The brokerage is set to be removed from the All Ordinaries index following a review from the ASX.
As of 22 June, Mortgage Choice will no longer feature on the ASX’s All Ordinaries Index (All Ords) of Australia’s top 500 listed companies, following a review of the hierarchy of all its indices.
This marks the second time in less than two years in which Mortgage Choice has been demoted by the ASX, after it was removed from the ASX 300 list in September 2018, after no longer meeting selection criteria.
To be included in the All Ords, a listed company must retain a market value of at least 0.2 per cent of all domestic equities quoted on the ASX and must maintain an average turnover of at least 0.5 per cent of its quoted shares per month.

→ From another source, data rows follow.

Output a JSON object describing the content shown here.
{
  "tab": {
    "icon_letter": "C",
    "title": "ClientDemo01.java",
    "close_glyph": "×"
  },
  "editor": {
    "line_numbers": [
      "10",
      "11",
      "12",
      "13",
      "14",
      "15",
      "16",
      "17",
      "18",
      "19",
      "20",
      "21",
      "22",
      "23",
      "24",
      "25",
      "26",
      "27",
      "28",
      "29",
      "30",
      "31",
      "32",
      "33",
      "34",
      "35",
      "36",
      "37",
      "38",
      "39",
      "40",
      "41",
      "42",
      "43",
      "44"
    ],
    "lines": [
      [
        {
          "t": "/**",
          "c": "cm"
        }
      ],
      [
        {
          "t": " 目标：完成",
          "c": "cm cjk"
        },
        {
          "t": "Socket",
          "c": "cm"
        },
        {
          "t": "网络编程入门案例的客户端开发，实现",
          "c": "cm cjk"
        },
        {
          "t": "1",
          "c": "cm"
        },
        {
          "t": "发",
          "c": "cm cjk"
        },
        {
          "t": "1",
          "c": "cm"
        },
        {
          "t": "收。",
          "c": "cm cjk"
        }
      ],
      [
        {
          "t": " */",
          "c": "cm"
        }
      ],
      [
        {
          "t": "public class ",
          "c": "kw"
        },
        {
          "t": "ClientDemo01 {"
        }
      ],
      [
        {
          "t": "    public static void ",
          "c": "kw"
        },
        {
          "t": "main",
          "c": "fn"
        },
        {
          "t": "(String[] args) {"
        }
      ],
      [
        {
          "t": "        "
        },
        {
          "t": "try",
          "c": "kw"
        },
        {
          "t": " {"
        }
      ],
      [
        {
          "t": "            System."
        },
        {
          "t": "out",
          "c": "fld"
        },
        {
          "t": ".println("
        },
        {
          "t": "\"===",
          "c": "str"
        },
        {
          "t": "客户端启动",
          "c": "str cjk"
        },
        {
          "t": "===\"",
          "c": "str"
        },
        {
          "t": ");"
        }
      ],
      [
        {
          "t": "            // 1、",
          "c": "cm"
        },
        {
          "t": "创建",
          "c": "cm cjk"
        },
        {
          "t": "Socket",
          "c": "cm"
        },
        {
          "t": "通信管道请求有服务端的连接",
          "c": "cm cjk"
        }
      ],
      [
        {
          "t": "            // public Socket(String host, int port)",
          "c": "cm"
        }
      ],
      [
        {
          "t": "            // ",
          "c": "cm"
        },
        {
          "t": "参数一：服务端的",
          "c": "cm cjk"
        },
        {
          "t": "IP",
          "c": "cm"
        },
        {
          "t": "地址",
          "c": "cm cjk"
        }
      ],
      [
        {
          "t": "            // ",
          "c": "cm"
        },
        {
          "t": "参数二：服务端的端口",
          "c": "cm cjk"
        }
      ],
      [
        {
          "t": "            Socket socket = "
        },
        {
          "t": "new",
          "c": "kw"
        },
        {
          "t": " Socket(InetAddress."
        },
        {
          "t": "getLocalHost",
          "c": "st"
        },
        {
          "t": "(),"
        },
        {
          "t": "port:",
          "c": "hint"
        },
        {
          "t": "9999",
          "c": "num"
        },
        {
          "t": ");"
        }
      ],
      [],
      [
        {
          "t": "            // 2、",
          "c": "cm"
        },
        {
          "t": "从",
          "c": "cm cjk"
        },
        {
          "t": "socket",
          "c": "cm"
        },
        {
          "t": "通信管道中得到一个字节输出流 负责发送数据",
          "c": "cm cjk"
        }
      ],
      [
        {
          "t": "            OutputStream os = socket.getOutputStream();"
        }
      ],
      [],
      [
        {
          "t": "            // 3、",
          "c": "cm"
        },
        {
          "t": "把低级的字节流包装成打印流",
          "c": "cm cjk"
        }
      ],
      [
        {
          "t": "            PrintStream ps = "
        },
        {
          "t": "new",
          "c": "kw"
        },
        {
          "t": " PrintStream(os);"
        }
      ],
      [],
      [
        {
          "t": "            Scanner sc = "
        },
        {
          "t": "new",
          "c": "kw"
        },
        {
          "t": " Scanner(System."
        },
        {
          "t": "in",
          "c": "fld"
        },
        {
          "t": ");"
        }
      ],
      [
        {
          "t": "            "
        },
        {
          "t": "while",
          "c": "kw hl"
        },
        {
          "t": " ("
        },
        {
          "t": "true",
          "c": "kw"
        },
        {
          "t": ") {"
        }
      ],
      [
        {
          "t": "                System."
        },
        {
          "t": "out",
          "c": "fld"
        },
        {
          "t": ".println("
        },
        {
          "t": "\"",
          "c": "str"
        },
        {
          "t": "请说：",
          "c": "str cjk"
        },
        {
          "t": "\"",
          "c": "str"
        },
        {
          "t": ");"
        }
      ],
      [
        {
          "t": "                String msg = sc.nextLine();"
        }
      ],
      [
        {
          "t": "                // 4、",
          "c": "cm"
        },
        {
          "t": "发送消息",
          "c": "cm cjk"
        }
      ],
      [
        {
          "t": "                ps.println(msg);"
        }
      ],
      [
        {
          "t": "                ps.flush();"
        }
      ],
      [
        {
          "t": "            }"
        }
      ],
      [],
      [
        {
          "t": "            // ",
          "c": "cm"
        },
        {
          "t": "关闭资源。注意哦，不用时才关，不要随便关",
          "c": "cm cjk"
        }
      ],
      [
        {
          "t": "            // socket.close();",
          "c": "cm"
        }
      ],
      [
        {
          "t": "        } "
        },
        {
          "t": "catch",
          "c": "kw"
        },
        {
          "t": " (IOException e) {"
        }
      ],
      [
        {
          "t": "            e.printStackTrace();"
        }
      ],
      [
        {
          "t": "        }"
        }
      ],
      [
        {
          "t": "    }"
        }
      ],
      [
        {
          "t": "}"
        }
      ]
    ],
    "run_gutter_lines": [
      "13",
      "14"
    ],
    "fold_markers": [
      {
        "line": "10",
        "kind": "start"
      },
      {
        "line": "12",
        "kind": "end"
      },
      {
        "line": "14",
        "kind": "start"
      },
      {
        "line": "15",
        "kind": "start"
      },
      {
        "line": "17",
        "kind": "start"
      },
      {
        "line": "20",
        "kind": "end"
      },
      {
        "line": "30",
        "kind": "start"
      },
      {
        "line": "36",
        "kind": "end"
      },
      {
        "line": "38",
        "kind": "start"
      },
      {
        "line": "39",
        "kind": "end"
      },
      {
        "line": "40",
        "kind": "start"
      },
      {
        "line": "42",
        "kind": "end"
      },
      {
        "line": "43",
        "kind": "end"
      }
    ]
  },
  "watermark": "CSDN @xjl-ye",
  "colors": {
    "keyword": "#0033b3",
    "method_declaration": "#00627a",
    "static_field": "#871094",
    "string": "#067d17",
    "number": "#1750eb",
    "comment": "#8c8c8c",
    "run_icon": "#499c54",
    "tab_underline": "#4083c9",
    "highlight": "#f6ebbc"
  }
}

However, Mortgage Choice’s financial performance has been subdued over the past few years.
Mortgage Choice posted a cash net profit after tax (NPAT) of $5.5 million in the first half of the 2020 financial year (1H20), down 22 per cent from $7.1 million in the previous corresponding period. This followed a 40 per cent decline in the group’s NPAT in FY19.
The group’s financial performance has triggered a sharp fall in its share price, down from a 2020 peak of $1.49 in February, to just under 80 cents per share.
In a statement to The Adviser, Mortgage Choice CEO Susan Mitchell acknowledged recent profitability pressures, but stressed that they’ve reflected investment in the group’s long-term sustainability.
“Last year, we made a considerable investment in our broker and financial planning franchisees so they could invest in their businesses and grow,” she said.
“This has already resulted in a more revitalised and productive network.
“While it has altered the near-term profitability of our business, it was part of a deliberate strategy to build a resilient and sustainable business that benefits shareholders over time.”
Mortgage Choice is not the only major financial institution to be demoted by the ASX, as it has also been announced that AMP Limited is set to be removed from the S&P/ASX 50 index.
AMP reported a 4.7 per cent decline in its underlying revenue in FY19, from $148 million to $141 million. The group’s share price currently sits at approximately $1.75 per share.
AFG promoted to ASX 300 list
Meanwhile, aggregator Australian Finance Group (AFG) has been promoted to the S&P/ASX 300 list.
The group recently recorded a net profit after tax of $18.3 million in 1H20, up 10 per cent from $16.6 million in 1H19.
The result lifted the group’s share price to a record high of $2.90 per share but has since moderated to just under $1.70 per share.
Speaking to The Adviser, AFG CEO David Bailey welcomed the ASX’s decision, commenting: “Our entry into the ASX top 300 marks a significant milestone for AFG, it’s a proud day for the company. The success of our business is a result of a determined strategy to deliver for our brokers, our customers and our shareholders.
“As evidenced by our recent equity raise, our intention is to continue to grow the business in a considered manner. I am proud that we have achieved a strong diversified business model that continues to deliver promising opportunities.
“AFG has been working to support our brokers and their businesses for over 26 years. The success of our business rests with the commitment we have to providing the platform for their success.”
Mr Bailey concluded: “AFG’s entry into the ranks of Australia’s top 300 companies will also serve to raise awareness of the important role mortgage brokers play in delivering a competitive lending market and choice for Australian consumers.”
Following its initial public offering in June 2019, small-business lender Prospa was also promoted and will list on the All Ords Index as of 22 June.